Step 5: Adjustment of Status (Green Card)
Filing the I-485 Packet
Once married, file Form I-485 (Application to Register Permanent Residence or Adjust Status) along with:
- Form I-864 Affidavit of Support (full version, not the I-134 used at the embassy)
- Form I-693 Medical Examination (sealed by a USCIS civil surgeon)
- Form I-765 for a work permit (EAD) — usually free when filed with I-485
- Form I-131 for advance parole (travel permission) — also free with I-485
- The 2026 I-485 filing fee bundle is around $1,440
Processing takes 8 to 14 months in 2026. During the wait, the EAD and advance parole let your spouse work and travel.
The Conditional Green Card
Because you’ll have been married fewer than two years at approval, USCIS issues a 2-year conditional green card (CR-1 status). To remove conditions, file Form I-751 in the 90 days before the 2-year card expires, with evidence the marriage is real and ongoing.
Common K1 Pitfalls to Avoid
- Filing without proof you’ve met in person. Photos with timestamps and travel records are non-negotiable.
- Underestimating income. The petitioner must meet 100% of the poverty guidelines for the I-134 and 125% for the I-864 at adjustment.
- Missing the 90-day window. No exceptions — even a courthouse wedding counts.
- Switching plans mid-process. If you marry abroad before the K1 issues, the case dies. You’ll need to refile as a CR-1.
- Inconsistent answers at the interview. Practice your story together.
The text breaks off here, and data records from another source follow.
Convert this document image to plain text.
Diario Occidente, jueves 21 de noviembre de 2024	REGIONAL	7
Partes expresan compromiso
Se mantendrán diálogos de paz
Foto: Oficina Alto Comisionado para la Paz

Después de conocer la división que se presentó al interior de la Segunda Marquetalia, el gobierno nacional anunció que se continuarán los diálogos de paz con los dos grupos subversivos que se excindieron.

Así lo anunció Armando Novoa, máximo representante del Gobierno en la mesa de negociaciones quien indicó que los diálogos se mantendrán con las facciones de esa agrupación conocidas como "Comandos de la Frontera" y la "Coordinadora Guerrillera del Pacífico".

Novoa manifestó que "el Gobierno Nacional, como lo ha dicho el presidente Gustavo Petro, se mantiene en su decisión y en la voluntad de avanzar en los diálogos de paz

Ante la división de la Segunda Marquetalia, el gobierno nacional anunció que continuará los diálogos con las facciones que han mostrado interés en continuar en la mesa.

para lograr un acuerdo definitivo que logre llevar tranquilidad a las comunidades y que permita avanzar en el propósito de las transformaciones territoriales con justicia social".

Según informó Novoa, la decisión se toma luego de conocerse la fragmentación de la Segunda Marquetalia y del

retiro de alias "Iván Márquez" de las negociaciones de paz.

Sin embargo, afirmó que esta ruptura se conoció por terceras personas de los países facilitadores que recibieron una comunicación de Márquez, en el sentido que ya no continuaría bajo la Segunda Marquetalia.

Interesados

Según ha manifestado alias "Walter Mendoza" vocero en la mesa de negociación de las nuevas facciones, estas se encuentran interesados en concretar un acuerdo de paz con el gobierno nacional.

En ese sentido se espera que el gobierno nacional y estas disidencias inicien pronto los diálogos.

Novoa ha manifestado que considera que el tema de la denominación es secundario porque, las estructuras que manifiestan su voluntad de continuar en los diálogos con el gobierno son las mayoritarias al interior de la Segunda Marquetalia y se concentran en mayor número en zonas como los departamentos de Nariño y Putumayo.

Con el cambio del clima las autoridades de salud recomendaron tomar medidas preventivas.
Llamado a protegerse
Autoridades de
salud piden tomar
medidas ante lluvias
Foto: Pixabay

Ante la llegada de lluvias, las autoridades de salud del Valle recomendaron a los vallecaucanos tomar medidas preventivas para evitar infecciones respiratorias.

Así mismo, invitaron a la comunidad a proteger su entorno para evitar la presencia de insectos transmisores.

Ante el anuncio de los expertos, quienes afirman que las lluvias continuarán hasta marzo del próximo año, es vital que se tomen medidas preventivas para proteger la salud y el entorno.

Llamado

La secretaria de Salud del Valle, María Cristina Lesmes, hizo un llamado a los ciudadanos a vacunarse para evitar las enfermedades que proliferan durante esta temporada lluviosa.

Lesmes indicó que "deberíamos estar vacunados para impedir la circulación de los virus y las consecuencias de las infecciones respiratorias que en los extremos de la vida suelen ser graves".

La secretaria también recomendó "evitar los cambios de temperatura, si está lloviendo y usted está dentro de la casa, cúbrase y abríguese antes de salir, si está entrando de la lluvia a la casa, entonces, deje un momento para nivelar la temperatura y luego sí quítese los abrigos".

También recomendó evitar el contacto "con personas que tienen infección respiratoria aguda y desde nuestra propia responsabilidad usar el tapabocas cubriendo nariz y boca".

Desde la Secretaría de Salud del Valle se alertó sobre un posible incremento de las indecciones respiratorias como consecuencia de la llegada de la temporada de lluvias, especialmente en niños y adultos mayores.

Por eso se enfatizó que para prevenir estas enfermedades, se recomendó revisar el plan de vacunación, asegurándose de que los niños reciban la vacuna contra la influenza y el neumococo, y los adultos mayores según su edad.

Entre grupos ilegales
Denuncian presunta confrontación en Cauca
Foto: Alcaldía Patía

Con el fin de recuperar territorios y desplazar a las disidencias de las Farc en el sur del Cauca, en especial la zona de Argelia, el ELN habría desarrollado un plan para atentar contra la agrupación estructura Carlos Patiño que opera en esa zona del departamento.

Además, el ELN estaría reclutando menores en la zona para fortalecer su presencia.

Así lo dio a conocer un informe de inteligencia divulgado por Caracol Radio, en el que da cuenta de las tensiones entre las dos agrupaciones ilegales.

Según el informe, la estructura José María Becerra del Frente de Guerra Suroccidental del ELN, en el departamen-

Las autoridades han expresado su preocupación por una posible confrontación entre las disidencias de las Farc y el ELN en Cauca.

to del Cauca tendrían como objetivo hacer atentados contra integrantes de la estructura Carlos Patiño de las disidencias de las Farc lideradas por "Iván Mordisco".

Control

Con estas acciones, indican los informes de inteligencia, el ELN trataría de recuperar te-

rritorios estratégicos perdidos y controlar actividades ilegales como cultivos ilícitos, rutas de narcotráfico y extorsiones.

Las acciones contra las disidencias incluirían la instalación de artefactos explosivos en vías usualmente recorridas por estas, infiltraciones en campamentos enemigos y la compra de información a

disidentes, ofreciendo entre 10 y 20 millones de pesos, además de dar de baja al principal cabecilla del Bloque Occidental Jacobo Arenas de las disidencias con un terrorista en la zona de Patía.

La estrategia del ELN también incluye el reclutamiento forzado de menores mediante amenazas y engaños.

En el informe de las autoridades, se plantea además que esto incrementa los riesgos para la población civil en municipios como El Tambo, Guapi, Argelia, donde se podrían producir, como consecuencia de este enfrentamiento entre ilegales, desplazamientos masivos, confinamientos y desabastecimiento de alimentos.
Mismatched dates and details kill cases.
Next Steps
If you and your fiancé are ready to start, here’s your checklist:
- Confirm citizenship and eligibility for both parties
- Gather meeting evidence — at least one in-person trip in the last 2 years
- Prepare and file Form I-129F with the $675 fee
- Plan financial sponsorship — make sure the petitioner clears the income threshold
- Set realistic expectations — 10–16 months from filing to wedding
The K1 path is straightforward if you stay organized and document everything. Treat it like a project with a paper trail — every photo, every receipt, every form copy stored safely.